Argungu Fishing Festival
The Argungu festival is one of the major fishing festivals being held annually for a duration of four days in kebbi state which is located in the northern region of Nigeria. The major purpose of the festival is for fishing and also to promote unity amongst the people. Various people travel from various parts of the world to experience this festival which began in the year 1934 as a mark of the end of the hostility between the Sokoto caliphate and the Kebbi Kingdom. The festival is now one of the major festival which both people from within Nigeria and abroad look forward to annually. Thanks main even of the festival is the competition between over 30,000 fishermen who go into the Mata Fada river in search of the biggest fish and who ever gets the biggest catch goes home with over $7,500 in cash.
New Yam Festival
This is an annual cultural festival which is held at the end of the rainy season in the month of August by the igbo people. A prime cultural festival in Nigeria that symbolises the conclusion of a harvest. This festival is being celebrated with a feast of new yam and an offering is also being made to the spirits of the field with reference to the presiding deity of the team crop. This ritual is being performed by eldest man in the community by offering the yams to God, deities and ancestors by showing gratitude to God for his continuous protection and kindness in leading them from season to season without results of deaths and hunger.
The oro festival is one of the major cultural festivals in Nigeria – a ritual celebrated by specific towns in the Yoruba origin. The Oro festival is a celebration of the passing away of a notable personality. This ritual is being celebrated by male descendants who are paternal natives of the specific town celebrating the event taking. It is said that women and none natives of the town celebrating this festival must stay indoors as the ritual must not be seen by these people.
The igue festival is known to be celebrated amongst the Benin people. The festival which is being celebrated between Christmas and New year is being done to renew Oba Ewuare’s magical powers. The Oba is being prohibited to be in the presence of a non native person during the ritual season.

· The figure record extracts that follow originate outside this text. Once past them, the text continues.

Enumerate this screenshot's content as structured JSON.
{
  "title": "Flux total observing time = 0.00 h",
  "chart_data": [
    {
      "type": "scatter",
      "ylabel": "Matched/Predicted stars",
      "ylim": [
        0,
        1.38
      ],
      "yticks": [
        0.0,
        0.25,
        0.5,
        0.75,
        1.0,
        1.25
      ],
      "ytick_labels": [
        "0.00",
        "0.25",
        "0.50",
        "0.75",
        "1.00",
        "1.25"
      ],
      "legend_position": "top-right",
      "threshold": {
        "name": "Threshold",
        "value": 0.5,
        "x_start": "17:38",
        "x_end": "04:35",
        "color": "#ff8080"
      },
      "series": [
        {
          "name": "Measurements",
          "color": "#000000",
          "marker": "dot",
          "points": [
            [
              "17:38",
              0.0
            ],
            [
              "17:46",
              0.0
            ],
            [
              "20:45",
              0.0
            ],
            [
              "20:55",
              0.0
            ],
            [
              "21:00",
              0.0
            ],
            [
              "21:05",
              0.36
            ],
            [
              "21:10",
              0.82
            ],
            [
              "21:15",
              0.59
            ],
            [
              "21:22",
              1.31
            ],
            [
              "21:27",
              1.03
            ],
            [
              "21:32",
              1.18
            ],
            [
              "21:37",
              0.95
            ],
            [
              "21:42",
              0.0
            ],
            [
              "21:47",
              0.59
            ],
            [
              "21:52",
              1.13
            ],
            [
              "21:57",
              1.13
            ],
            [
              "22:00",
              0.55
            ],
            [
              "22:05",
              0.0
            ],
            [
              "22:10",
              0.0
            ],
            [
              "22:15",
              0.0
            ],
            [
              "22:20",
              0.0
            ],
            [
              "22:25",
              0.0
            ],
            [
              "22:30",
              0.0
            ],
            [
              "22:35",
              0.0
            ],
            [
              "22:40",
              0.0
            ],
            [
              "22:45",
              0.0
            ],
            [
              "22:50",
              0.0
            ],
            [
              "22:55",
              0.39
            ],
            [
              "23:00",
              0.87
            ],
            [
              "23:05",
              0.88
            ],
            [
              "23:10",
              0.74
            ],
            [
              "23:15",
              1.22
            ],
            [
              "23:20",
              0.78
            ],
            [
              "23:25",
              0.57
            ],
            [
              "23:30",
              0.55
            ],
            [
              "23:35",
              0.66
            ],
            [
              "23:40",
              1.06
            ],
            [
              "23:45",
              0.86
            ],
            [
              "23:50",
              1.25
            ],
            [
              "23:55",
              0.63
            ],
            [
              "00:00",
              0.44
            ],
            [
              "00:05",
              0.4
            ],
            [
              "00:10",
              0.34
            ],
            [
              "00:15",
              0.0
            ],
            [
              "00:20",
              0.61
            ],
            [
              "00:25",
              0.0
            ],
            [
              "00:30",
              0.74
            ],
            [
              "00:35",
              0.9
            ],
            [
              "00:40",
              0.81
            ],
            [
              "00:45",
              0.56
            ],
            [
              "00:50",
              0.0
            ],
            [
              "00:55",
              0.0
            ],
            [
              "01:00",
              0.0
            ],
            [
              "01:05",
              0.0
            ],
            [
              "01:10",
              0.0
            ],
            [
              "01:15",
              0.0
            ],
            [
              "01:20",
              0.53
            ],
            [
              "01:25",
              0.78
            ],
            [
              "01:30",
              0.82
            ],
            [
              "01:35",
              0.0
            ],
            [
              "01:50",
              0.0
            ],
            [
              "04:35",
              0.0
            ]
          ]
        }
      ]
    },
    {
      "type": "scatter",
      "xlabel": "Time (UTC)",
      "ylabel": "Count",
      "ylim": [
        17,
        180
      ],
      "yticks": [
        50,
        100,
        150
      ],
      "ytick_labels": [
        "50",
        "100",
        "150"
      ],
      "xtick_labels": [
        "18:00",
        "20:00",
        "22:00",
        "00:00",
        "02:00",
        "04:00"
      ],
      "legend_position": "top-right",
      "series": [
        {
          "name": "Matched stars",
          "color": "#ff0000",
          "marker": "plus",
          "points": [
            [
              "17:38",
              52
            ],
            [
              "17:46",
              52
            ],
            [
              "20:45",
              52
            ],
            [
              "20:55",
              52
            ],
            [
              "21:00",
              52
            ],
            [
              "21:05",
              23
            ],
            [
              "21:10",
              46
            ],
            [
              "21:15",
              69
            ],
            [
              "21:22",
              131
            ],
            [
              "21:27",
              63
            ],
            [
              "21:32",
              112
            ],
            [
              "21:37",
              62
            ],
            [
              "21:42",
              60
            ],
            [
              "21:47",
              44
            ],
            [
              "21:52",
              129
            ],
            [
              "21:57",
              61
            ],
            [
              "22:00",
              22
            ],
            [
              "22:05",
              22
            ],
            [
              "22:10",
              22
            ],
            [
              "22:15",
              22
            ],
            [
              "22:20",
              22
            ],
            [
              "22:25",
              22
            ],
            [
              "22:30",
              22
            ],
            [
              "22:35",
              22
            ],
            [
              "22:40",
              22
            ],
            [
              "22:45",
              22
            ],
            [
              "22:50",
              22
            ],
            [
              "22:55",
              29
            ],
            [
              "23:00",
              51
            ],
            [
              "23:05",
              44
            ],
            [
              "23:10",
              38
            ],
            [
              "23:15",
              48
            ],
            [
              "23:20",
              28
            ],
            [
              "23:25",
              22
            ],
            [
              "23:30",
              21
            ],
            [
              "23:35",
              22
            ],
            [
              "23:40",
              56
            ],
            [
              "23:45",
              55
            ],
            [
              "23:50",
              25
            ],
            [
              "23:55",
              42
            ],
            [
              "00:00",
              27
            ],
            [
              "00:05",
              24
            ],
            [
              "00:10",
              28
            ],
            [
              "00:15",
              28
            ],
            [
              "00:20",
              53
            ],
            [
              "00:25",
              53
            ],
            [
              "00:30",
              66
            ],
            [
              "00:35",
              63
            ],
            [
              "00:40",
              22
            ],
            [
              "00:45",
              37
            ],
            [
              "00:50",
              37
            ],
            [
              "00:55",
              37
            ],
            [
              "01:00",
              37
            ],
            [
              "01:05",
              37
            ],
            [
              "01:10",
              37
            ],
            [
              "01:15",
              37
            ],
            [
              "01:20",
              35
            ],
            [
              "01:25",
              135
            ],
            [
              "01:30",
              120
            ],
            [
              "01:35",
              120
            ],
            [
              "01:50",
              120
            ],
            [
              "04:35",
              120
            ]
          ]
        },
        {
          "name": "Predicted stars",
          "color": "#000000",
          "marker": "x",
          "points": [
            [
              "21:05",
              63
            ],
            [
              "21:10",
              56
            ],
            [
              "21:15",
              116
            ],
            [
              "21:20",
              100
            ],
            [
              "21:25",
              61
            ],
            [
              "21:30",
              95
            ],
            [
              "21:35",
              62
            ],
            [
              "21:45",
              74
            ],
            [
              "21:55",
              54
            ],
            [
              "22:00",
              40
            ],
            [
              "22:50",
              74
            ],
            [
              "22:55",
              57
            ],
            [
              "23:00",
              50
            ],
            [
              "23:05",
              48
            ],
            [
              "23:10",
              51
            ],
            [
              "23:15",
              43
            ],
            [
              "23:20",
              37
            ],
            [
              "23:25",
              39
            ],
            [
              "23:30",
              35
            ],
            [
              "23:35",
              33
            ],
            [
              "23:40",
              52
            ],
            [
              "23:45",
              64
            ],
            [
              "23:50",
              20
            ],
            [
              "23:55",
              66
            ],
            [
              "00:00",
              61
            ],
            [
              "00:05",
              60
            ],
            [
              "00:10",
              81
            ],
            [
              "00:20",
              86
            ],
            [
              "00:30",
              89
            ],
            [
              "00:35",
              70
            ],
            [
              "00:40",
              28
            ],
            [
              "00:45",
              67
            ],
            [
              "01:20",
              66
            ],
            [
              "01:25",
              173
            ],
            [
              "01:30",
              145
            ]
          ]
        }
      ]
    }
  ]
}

The Calabar carnival – the Africa’s biggest street party in held Calabar, with wild street parties and extravagant costumes. An annual event that is celebrated for a whole month – begins every 1 December and lasts until 31 December. Catchy music that take over the city for a couple of weeks before the new year. A festival like no other, with unique carnival culture, one befitting of this massive, vibrant coastal city where everything is possible. Now, the carnival has boosted cultural relevance of the Calabar within and outside the State, as well as beyond Nigeria.